Evanston officials discuss refugees, equity at City-School meeting
May 3, 2017
Evanston officials discussed updates on the city’s Refugee Task Force and its efforts toward promoting equity at a City-School Liaison Committee meeting Wednesday evening.
The Refugee Task Force was born out of the committee’s meeting in October 2016, after it learned that Evanston schools were experiencing an influx of refugee families, said Savannah Clement, task force coordinator and the city’s housing policy and planning analyst.
“(The task force) connects people to services, to each other and gets people talking about how to better serve the community,” Clement said. “The task force has been really great at giving ideas for places to connect refugee families.”
The task force comprises city staff, two school districts, refugee resettlement agencies, Northwestern and local religious leaders to address the needs of refugees and help them adjust to the U.S., she said.
Clement said there is now a welcoming city resource page on Evanston’s website where refugees can search for resettlement resources — housing, health, education, legal and employment opportunities — and events to connect with other refugees.

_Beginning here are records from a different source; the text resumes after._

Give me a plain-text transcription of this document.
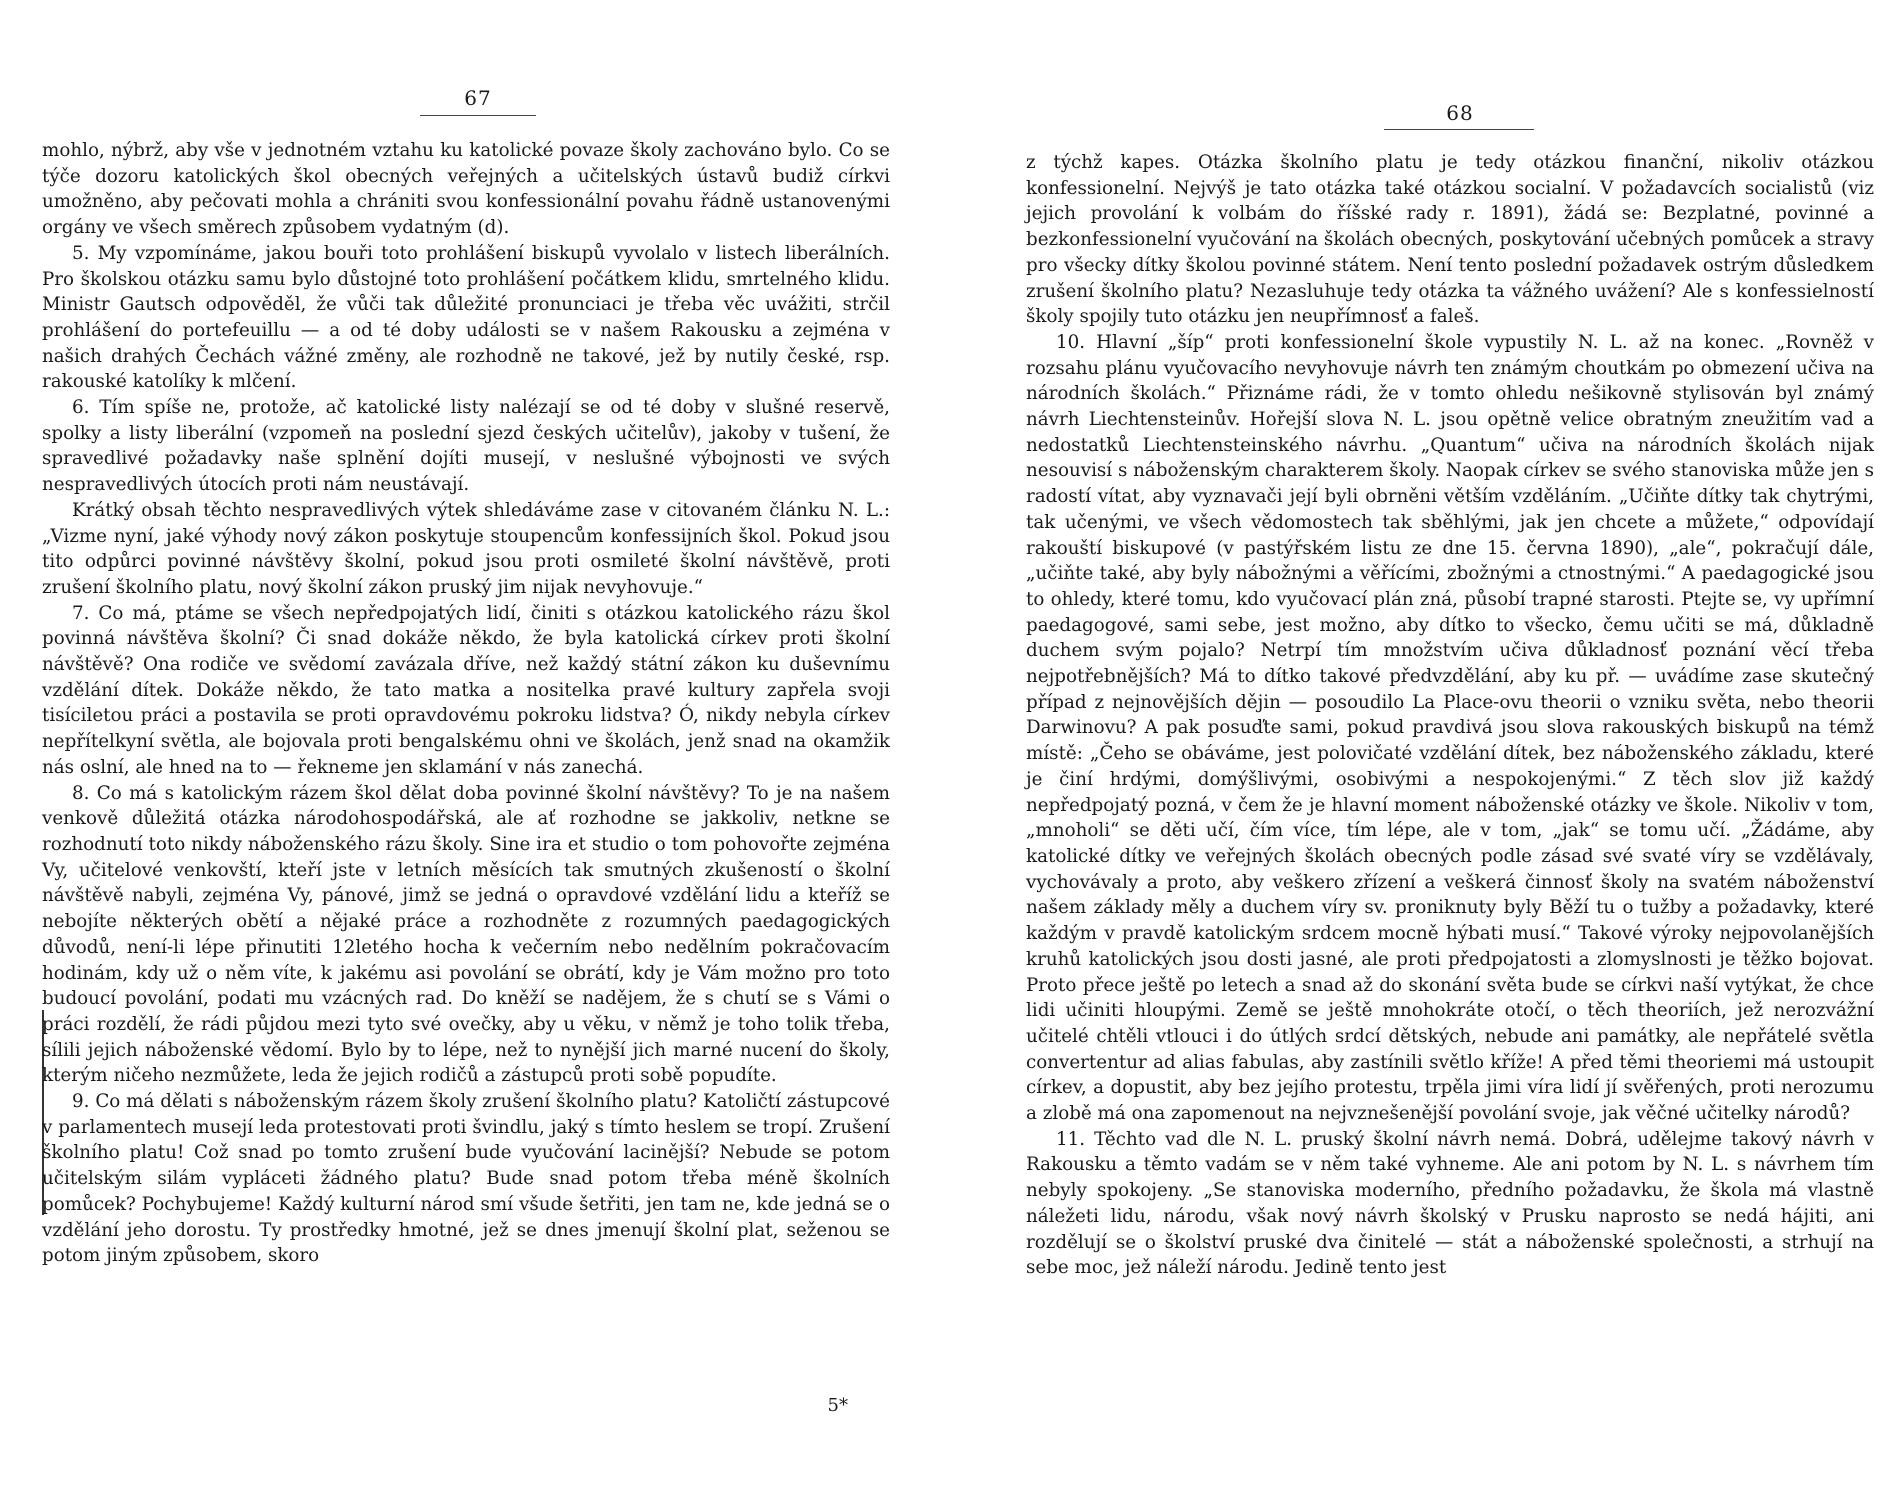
67

mohlo, nýbrž, aby vše v jednotném vztahu ku katolické povaze školy zachováno bylo. Co se týče dozoru katolických škol obecných veřejných a učitelských ústavů budiž církvi umožněno, aby pečovati mohla a chrániti svou konfessionální povahu řádně ustanovenými orgány ve všech směrech způsobem vydatným (d).

5. My vzpomínáme, jakou bouři toto prohlášení biskupů vyvolalo v listech liberálních. Pro školskou otázku samu bylo důstojné toto prohlášení počátkem klidu, smrtelného klidu. Ministr Gautsch odpověděl, že vůči tak důležité pronunciaci je třeba věc uvážiti, strčil prohlášení do portefeuillu — a od té doby události se v našem Rakousku a zejména v našich drahých Čechách vážné změny, ale rozhodně ne takové, jež by nutily české, rsp. rakouské katolíky k mlčení.

6. Tím spíše ne, protože, ač katolické listy nalézají se od té doby v slušné reservě, spolky a listy liberální (vzpomeň na poslední sjezd českých učitelův), jakoby v tušení, že spravedlivé požadavky naše splnění dojíti musejí, v neslušné výbojnosti ve svých nespravedlivých útocích proti nám neustávají.

Krátký obsah těchto nespravedlivých výtek shledáváme zase v citovaném článku N. L.: „Vizme nyní, jaké výhody nový zákon poskytuje stoupencům konfessijních škol. Pokud jsou tito odpůrci povinné návštěvy školní, pokud jsou proti osmileté školní návštěvě, proti zrušení školního platu, nový školní zákon pruský jim nijak nevyhovuje.“

7. Co má, ptáme se všech nepředpojatých lidí, činiti s otázkou katolického rázu škol povinná návštěva školní? Či snad dokáže někdo, že byla katolická církev proti školní návštěvě? Ona rodiče ve svědomí zavázala dříve, než každý státní zákon ku duševnímu vzdělání dítek. Dokáže někdo, že tato matka a nositelka pravé kultury zapřela svoji tisíciletou práci a postavila se proti opravdovému pokroku lidstva? Ó, nikdy nebyla církev nepřítelkyní světla, ale bojovala proti bengalskému ohni ve školách, jenž snad na okamžik nás oslní, ale hned na to — řekneme jen sklamání v nás zanechá.

8. Co má s katolickým rázem škol dělat doba povinné školní návštěvy? To je na našem venkově důležitá otázka národohospodářská, ale ať rozhodne se jakkoliv, netkne se rozhodnutí toto nikdy náboženského rázu školy. Sine ira et studio o tom pohovořte zejména Vy, učitelové venkovští, kteří jste v letních měsících tak smutných zkušeností o školní návštěvě nabyli, zejména Vy, pánové, jimž se jedná o opravdové vzdělání lidu a kteříž se nebojíte některých obětí a nějaké práce a rozhodněte z rozumných paedagogických důvodů, není-li lépe přinutiti 12letého hocha k večerním nebo nedělním pokračovacím hodinám, kdy už o něm víte, k jakému asi povolání se obrátí, kdy je Vám možno pro toto budoucí povolání, podati mu vzácných rad. Do kněží se nadějem, že s chutí se s Vámi o práci rozdělí, že rádi půjdou mezi tyto své ovečky, aby u věku, v němž je toho tolik třeba, sílili jejich náboženské vědomí. Bylo by to lépe, než to nynější jich marné nucení do školy, kterým ničeho nezmůžete, leda že jejich rodičů a zástupců proti sobě popudíte.

9. Co má dělati s náboženským rázem školy zrušení školního platu? Katoličtí zástupcové v parlamentech musejí leda protestovati proti švindlu, jaký s tímto heslem se tropí. Zrušení školního platu! Což snad po tomto zrušení bude vyučování lacinější? Nebude se potom učitelským silám vypláceti žádného platu? Bude snad potom třeba méně školních pomůcek? Pochybujeme! Každý kulturní národ smí všude šetřiti, jen tam ne, kde jedná se o vzdělání jeho dorostu. Ty prostředky hmotné, jež se dnes jmenují školní plat, seženou se potom jiným způsobem, skoro

5*
68

z týchž kapes. Otázka školního platu je tedy otázkou finanční, nikoliv otázkou konfessionelní. Nejvýš je tato otázka také otázkou socialní. V požadavcích socialistů (viz jejich provolání k volbám do říšské rady r. 1891), žádá se: Bezplatné, povinné a bezkonfessionelní vyučování na školách obecných, poskytování učebných pomůcek a stravy pro všecky dítky školou povinné státem. Není tento poslední požadavek ostrým důsledkem zrušení školního platu? Nezasluhuje tedy otázka ta vážného uvážení? Ale s konfessielností školy spojily tuto otázku jen neupřímnosť a faleš.

10. Hlavní „šíp“ proti konfessionelní škole vypustily N. L. až na konec. „Rovněž v rozsahu plánu vyučovacího nevyhovuje návrh ten známým choutkám po obmezení učiva na národních školách.“ Přiznáme rádi, že v tomto ohledu nešikovně stylisován byl známý návrh Liechtensteinův. Hořejší slova N. L. jsou opětně velice obratným zneužitím vad a nedostatků Liechtensteinského návrhu. „Quantum“ učiva na národních školách nijak nesouvisí s náboženským charakterem školy. Naopak církev se svého stanoviska může jen s radostí vítat, aby vyznavači její byli obrněni větším vzděláním. „Učiňte dítky tak chytrými, tak učenými, ve všech vědomostech tak sběhlými, jak jen chcete a můžete,“ odpovídají rakouští biskupové (v pastýřském listu ze dne 15. června 1890), „ale“, pokračují dále, „učiňte také, aby byly nábožnými a věřícími, zbožnými a ctnostnými.“ A paedagogické jsou to ohledy, které tomu, kdo vyučovací plán zná, působí trapné starosti. Ptejte se, vy upřímní paedagogové, sami sebe, jest možno, aby dítko to všecko, čemu učiti se má, důkladně duchem svým pojalo? Netrpí tím množstvím učiva důkladnosť poznání věcí třeba nejpotřebnějších? Má to dítko takové předvzdělání, aby ku př. — uvádíme zase skutečný případ z nejnovějších dějin — posoudilo La Place-ovu theorii o vzniku světa, nebo theorii Darwinovu? A pak posuďte sami, pokud pravdivá jsou slova rakouských biskupů na témž místě: „Čeho se obáváme, jest polovičaté vzdělání dítek, bez náboženského základu, které je činí hrdými, domýšlivými, osobivými a nespokojenými.“ Z těch slov již každý nepředpojatý pozná, v čem že je hlavní moment náboženské otázky ve škole. Nikoliv v tom, „mnoholi“ se děti učí, čím více, tím lépe, ale v tom, „jak“ se tomu učí. „Žádáme, aby katolické dítky ve veřejných školách obecných podle zásad své svaté víry se vzdělávaly, vychovávaly a proto, aby veškero zřízení a veškerá činnosť školy na svatém náboženství našem základy měly a duchem víry sv. proniknuty byly Běží tu o tužby a požadavky, které každým v pravdě katolickým srdcem mocně hýbati musí.“ Takové výroky nejpovolanějších kruhů katolických jsou dosti jasné, ale proti předpojatosti a zlomyslnosti je těžko bojovat. Proto přece ještě po letech a snad až do skonání světa bude se církvi naší vytýkat, že chce lidi učiniti hloupými. Země se ještě mnohokráte otočí, o těch theoriích, jež nerozvážní učitelé chtěli vtlouci i do útlých srdcí dětských, nebude ani památky, ale nepřátelé světla convertentur ad alias fabulas, aby zastínili světlo kříže! A před těmi theoriemi má ustoupit církev, a dopustit, aby bez jejího protestu, trpěla jimi víra lidí jí svěřených, proti nerozumu a zlobě má ona zapomenout na nejvznešenější povolání svoje, jak věčné učitelky národů?

11. Těchto vad dle N. L. pruský školní návrh nemá. Dobrá, udělejme takový návrh v Rakousku a těmto vadám se v něm také vyhneme. Ale ani potom by N. L. s návrhem tím nebyly spokojeny. „Se stanoviska moderního, předního požadavku, že škola má vlastně náležeti lidu, národu, však nový návrh školský v Prusku naprosto se nedá hájiti, ani rozdělují se o školství pruské dva činitelé — stát a náboženské společnosti, a strhují na sebe moc, jež náleží národu. Jedině tento jest
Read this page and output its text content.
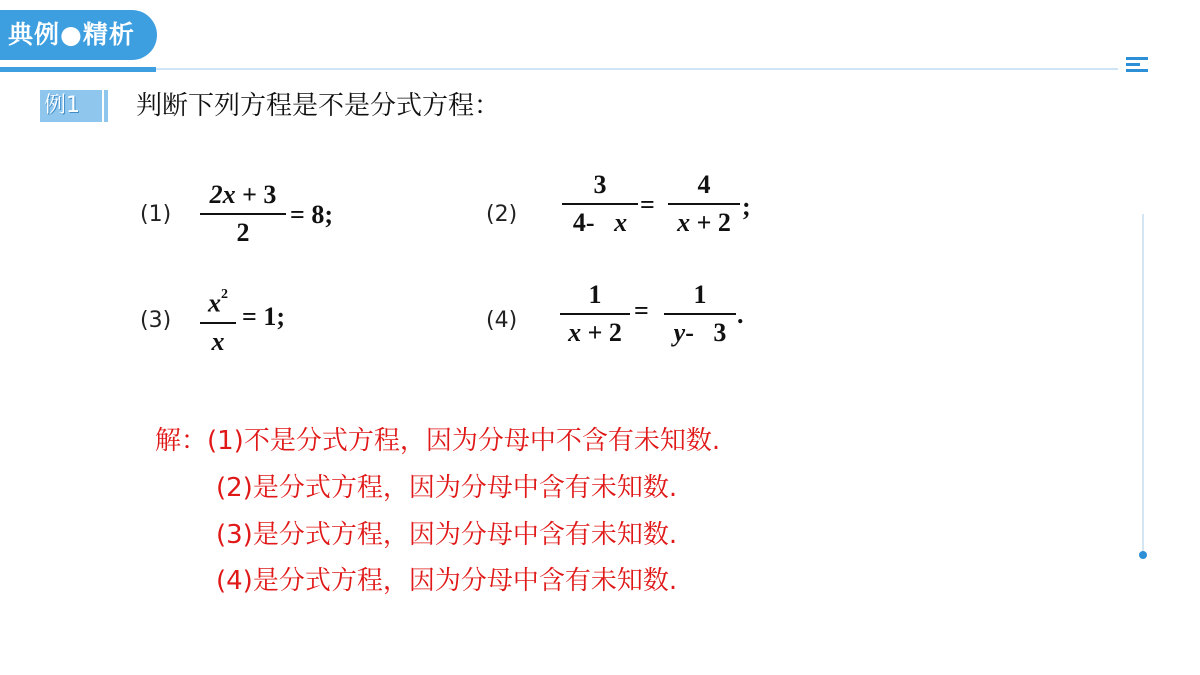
典例●精析
例1	判断下列方程是不是分式方程：
(1)
2x + 3
2
= 8;	(2)
3
4-   x
=
4
x + 2
;
(3)
$x^2$
x
= 1;	(4)
1
x + 2
=
1
y-   3
.
解：(1)不是分式方程，因为分母中不含有未知数.
(2)是分式方程，因为分母中含有未知数.
(3)是分式方程，因为分母中含有未知数.
(4)是分式方程，因为分母中含有未知数.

She said the page is able to be translated via Google translate, which helps non-English speakers get information.
Although the policies of President Donald Trump’s administration have decreased the number of new refugees in the U.S., the task force plans to continue serving families that are already here, Clement said.
“It’s good to keep the conversation going about how we can continue helping these families even though we aren’t seeing the influx in numbers,” she said. “It’s good to stay connected.”
Clement said she hopes the task force can assemble a booklet with a list of services to distribute to schools so administrators can better recommend places for refugee families to get support.
The committee also discussed promoting equity in schools and the Evanston community, and how the two can work together.
“(Equity) is critical to the fact that our city is coming to a completely new level and we all have to come to an understanding of what that means … what is the language we’re using to spread, and at the same time intensify, equity,” District 202 superintendent Eric Witherspoon said.
Witherspoon said the city could promote equity by educating people through the Beyond Diversity program — a two-day program that helps participants address diversity issues.
Patricia Efiom, the city’s equity and empowerment coordinator, said the program has helped Evanston residents “see things through a different lens.”
“Equity is about looking at systemic disparities … and tearing down those systems, so therefore we have to attack our individual, implicit biases,” Efiom said. “Beyond Diversity helps us to begin to open ourselves up to … marginalized people, people who are different from us.”
Efiom said she hopes to “disassemble embedded systems,” which inhibit equity by promoting conversation among people of different backgrounds and identities. She said she would encourage city and school staff to participate in a Beyond Diversity workshop when it comes to Evanston again.
Mayor-elect Steve Hagerty, who attended the meeting, told The Daily he thinks equity is important to the community.
“The city is committed to it, I think the schools have been leaders in it and I think we’re going to make a lot of progress in the next year or two,” Hagerty said.